A hypertensive emergency is a condition in which elevated blood pressure results in target organ damage. The systems primarily involved include the central nervous system, the cardiovascular system, and the renal system. Malignant hypertension and accelerated hypertension are both hypertensive emergencies, with similar outcomes and therapies. In order to diagnose malignant hypertension, papilledema (as seen in the image below) must be present.
Papilledema. Note the swelling of the optic disc, with blurred margins.
Up to 1% of patients with essential hypertension develop malignant hypertension, but the reason some patients develop malignant hypertension whereas others do not is unknown. The characteristic vascular lesion is fibrinoid necrosis of arterioles and small arteries, which causes the clinical manifestations of end-organ damage. Red blood cells are damaged as they flow through vessels obstructed by fibrin deposition, resulting in microangiopathic hemolytic anemia.
Another pathologic process is the dilatation of cerebral arteries following a breakthrough of the normal autoregulation of cerebral blood flow. Under normal conditions, cerebral blood flow is kept constant by cerebral vasoconstriction in response to increases in blood pressure. In patients without hypertension, flow is kept constant over a mean pressure of 60-120 mm Hg. In patients with hypertension, flow is constant over a mean pressure of 110-180 mm Hg because of arteriolar thickening. When blood pressure is raised above the upper limit of autoregulation, arterioles dilate. This results in hyperperfusion and cerebral edema, which cause the clinical manifestations of hypertensive encephalopathy.
Other causes of malignant hypertension include :
Any form of secondary hypertension; complications of pregnancy; use of cocaine, monoamine oxidase inhibitors (MAOIs), or oral contraceptives; and the withdrawal of alcohol, beta-blockers, or alpha-stimulants. Renal artery stenosis, pheochromocytoma (most pheochromocytomas can be localized using computed tomography (CT) scanning of the adrenals), aortic coarctation, and hyperaldosteronism are also secondary causes of hypertension. In addition, both hyperthyroidism and hypothyroidism can cause hypertension.
The following conditions should also be considered when making the diagnosis: stroke, intracranial mass, head injury, epilepsy or postictal state, connective-tissue disease (especially lupus with cerebral vasculitis), drug overdose or withdrawal, cocaine or amphetamine ingestion, acute anxiety, and thrombotic thrombocytopenic purpura.
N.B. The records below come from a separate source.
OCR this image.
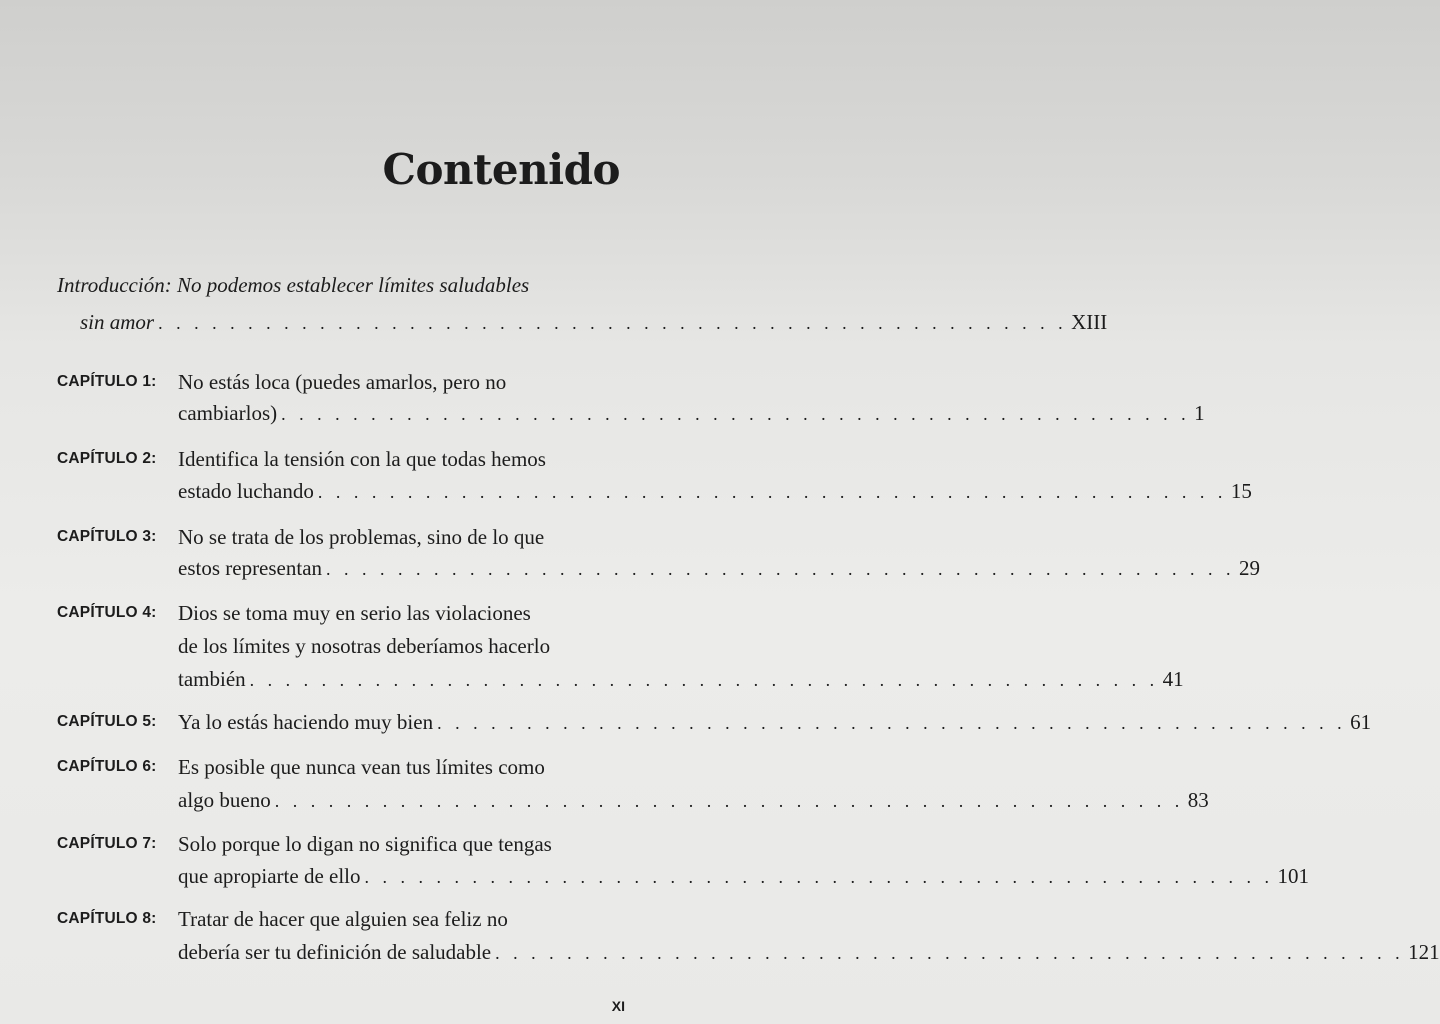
Contenido
Introducción: No podemos establecer límites saludables
sin amor . . . . . . . . . . . . . . . . . . . . . . . . . . . . . . . . . . . . . . . . . . . . . . . . . . . XIII
CAPÍTULO 1: No estás loca (puedes amarlos, pero no
cambiarlos) . . . . . . . . . . . . . . . . . . . . . . . . . . . . . . . . . . . . . . . . . . . . . . . . . . . 1
CAPÍTULO 2: Identifica la tensión con la que todas hemos
estado luchando . . . . . . . . . . . . . . . . . . . . . . . . . . . . . . . . . . . . . . . . . . . . . . . . . . . 15
CAPÍTULO 3: No se trata de los problemas, sino de lo que
estos representan . . . . . . . . . . . . . . . . . . . . . . . . . . . . . . . . . . . . . . . . . . . . . . . . . . . 29
CAPÍTULO 4: Dios se toma muy en serio las violaciones
de los límites y nosotras deberíamos hacerlo
también . . . . . . . . . . . . . . . . . . . . . . . . . . . . . . . . . . . . . . . . . . . . . . . . . . . 41
CAPÍTULO 5: Ya lo estás haciendo muy bien . . . . . . . . . . . . . . . . . . . . . . . . . . . . . . . . . . . . . . . . . . . . . . . . . . . 61
CAPÍTULO 6: Es posible que nunca vean tus límites como
algo bueno . . . . . . . . . . . . . . . . . . . . . . . . . . . . . . . . . . . . . . . . . . . . . . . . . . . 83
CAPÍTULO 7: Solo porque lo digan no significa que tengas
que apropiarte de ello . . . . . . . . . . . . . . . . . . . . . . . . . . . . . . . . . . . . . . . . . . . . . . . . . . . 101
CAPÍTULO 8: Tratar de hacer que alguien sea feliz no
debería ser tu definición de saludable . . . . . . . . . . . . . . . . . . . . . . . . . . . . . . . . . . . . . . . . . . . . . . . . . . . 121
XI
Accelerated hypertension and hypertensive urgency
Accelerated hypertension is defined as a recent significant increase over baseline blood pressure that is associated with target organ damage. This is usually seen as vascular damage on funduscopic examination, such as flame-shaped hemorrhages or soft exudates, but without papilledema.
Hypertensive urgency must be distinguished from hypertensive emergency. Urgency is defined as severely elevated blood pressure (ie, systolic >220 mm Hg or diastolic >120 mm Hg) with no evidence of target organ damage.
Hypertensive emergencies require immediate therapy to decrease blood pressure within minutes to hours. In contrast, no evidence suggests a benefit from rapidly reducing blood pressure in patients with hypertensive urgency. In fact, such aggressive therapy may harm the patient, resulting in cardiac, renal, or cerebral hypoperfusion. This article discusses hypertensive emergency, but therapy for hypertensive urgency is discussed briefly.
Patient education
Patients must be taught an appropriate diet for long-term management, and upon discharge, patients should not only know the signs and symptoms that should prompt immediate notification of a physician but also know the proper dosing and adverse effects of their medications.